Colombia es un lugar en el que la política rural la dicta la política antidrogas (y en el que la política antidrogas fue elaborada por la política contrainsurgente). En Colombia el ministro de Defensa decide sobre el futuro de los territorios. Además de cocaína y narcos, Colombia es guerra fría.
Del uso del glifosato se llegó a argumentar en 1984, cuando el ministro de Salud les pidió un concepto a los expertos internacionales de turno, que era mejor no implementarlo. Equivalía, se dijo, a “experimentar con seres humanos”. Y experimentar en grande, en avionetas, fue lo que se hizo. Hoy el turno es para los avioncitos aéreos de combate no tripulados. Colombia es vanguardia.
De los drones y su participación en la política antidrogas se espera mucho más que el control de los cultivos de coca. La idea es que desde el cielo llueva la solución exprés al desarrollo rural que no fue posible ni en los 50 con los consejos de rehabilitación, ni en los 80 con el Plan Nacional de Rehabilitación. Los drones lo harán todo más rápido, por menos plata y de una manera más segura. O así lo dio a entender el ministro de Defensa. Colombia es desarrollo.

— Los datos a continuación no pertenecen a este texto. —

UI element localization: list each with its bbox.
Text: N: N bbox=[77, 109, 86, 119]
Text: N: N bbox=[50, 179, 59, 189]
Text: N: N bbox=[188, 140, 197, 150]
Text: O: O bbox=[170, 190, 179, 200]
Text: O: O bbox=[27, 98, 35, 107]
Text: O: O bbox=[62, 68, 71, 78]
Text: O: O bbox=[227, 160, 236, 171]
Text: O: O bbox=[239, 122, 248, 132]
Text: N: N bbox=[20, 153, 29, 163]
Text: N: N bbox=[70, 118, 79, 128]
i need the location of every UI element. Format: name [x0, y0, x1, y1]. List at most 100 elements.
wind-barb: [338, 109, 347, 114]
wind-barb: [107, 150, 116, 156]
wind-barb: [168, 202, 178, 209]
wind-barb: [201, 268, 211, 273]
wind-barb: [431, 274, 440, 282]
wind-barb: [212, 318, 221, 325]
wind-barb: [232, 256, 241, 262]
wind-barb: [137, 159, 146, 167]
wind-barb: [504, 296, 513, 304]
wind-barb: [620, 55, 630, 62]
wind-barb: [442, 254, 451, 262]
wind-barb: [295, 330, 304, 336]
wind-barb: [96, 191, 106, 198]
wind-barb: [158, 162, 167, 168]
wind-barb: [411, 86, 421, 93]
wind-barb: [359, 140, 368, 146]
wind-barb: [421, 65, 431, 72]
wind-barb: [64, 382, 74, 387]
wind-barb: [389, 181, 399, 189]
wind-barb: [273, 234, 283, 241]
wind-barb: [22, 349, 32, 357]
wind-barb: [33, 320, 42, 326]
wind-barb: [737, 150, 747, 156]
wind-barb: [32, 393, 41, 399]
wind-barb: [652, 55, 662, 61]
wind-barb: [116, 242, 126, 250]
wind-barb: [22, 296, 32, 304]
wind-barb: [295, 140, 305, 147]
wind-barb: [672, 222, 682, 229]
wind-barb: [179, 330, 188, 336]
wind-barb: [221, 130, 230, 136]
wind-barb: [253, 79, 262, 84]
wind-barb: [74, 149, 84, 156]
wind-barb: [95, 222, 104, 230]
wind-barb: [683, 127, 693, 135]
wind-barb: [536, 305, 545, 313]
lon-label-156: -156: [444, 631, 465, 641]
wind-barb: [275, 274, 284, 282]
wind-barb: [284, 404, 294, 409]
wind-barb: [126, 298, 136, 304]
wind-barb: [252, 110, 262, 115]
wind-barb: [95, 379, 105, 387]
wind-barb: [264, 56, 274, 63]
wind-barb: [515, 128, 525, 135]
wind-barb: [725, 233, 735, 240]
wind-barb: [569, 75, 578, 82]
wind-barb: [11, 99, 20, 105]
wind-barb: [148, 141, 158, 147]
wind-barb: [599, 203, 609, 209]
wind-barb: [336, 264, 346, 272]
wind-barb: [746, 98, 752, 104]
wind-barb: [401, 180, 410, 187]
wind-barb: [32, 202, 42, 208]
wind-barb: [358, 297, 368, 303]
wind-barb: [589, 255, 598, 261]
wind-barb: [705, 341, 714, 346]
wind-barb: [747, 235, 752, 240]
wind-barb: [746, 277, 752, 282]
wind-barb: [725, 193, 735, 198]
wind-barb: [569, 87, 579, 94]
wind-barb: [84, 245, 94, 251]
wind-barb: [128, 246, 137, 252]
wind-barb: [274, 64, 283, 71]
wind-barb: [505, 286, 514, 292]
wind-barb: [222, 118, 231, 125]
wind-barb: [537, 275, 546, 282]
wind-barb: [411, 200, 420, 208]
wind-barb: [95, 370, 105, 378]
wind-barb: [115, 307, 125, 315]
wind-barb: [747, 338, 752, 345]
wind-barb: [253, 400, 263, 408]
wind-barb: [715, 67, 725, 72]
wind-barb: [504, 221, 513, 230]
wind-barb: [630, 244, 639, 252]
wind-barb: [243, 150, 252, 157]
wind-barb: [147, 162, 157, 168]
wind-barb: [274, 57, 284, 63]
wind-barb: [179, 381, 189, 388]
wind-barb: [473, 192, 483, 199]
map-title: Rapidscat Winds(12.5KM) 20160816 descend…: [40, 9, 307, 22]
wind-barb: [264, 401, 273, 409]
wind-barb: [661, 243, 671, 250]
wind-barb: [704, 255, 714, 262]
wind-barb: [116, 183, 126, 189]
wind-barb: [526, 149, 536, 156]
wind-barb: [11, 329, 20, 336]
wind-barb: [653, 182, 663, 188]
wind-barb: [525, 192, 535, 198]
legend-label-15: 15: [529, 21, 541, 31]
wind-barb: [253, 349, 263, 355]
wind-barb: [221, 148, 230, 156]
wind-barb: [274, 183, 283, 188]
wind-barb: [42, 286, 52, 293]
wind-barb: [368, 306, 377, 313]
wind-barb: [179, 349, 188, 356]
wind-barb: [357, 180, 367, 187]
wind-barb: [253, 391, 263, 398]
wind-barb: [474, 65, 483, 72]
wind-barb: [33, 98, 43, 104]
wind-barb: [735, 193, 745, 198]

Los drones son la carretera para las familias de colonos que nadie construyó. Un buen técnico del gobierno entrante diría que los drones son construcción de Estado. Es más, los drones vienen a ser la última ocurrencia inútil de la que depende que familias enteras de colonos puedan ser supeditadas a los deseos de Estados Unidos. Porque Colombia también es Washington.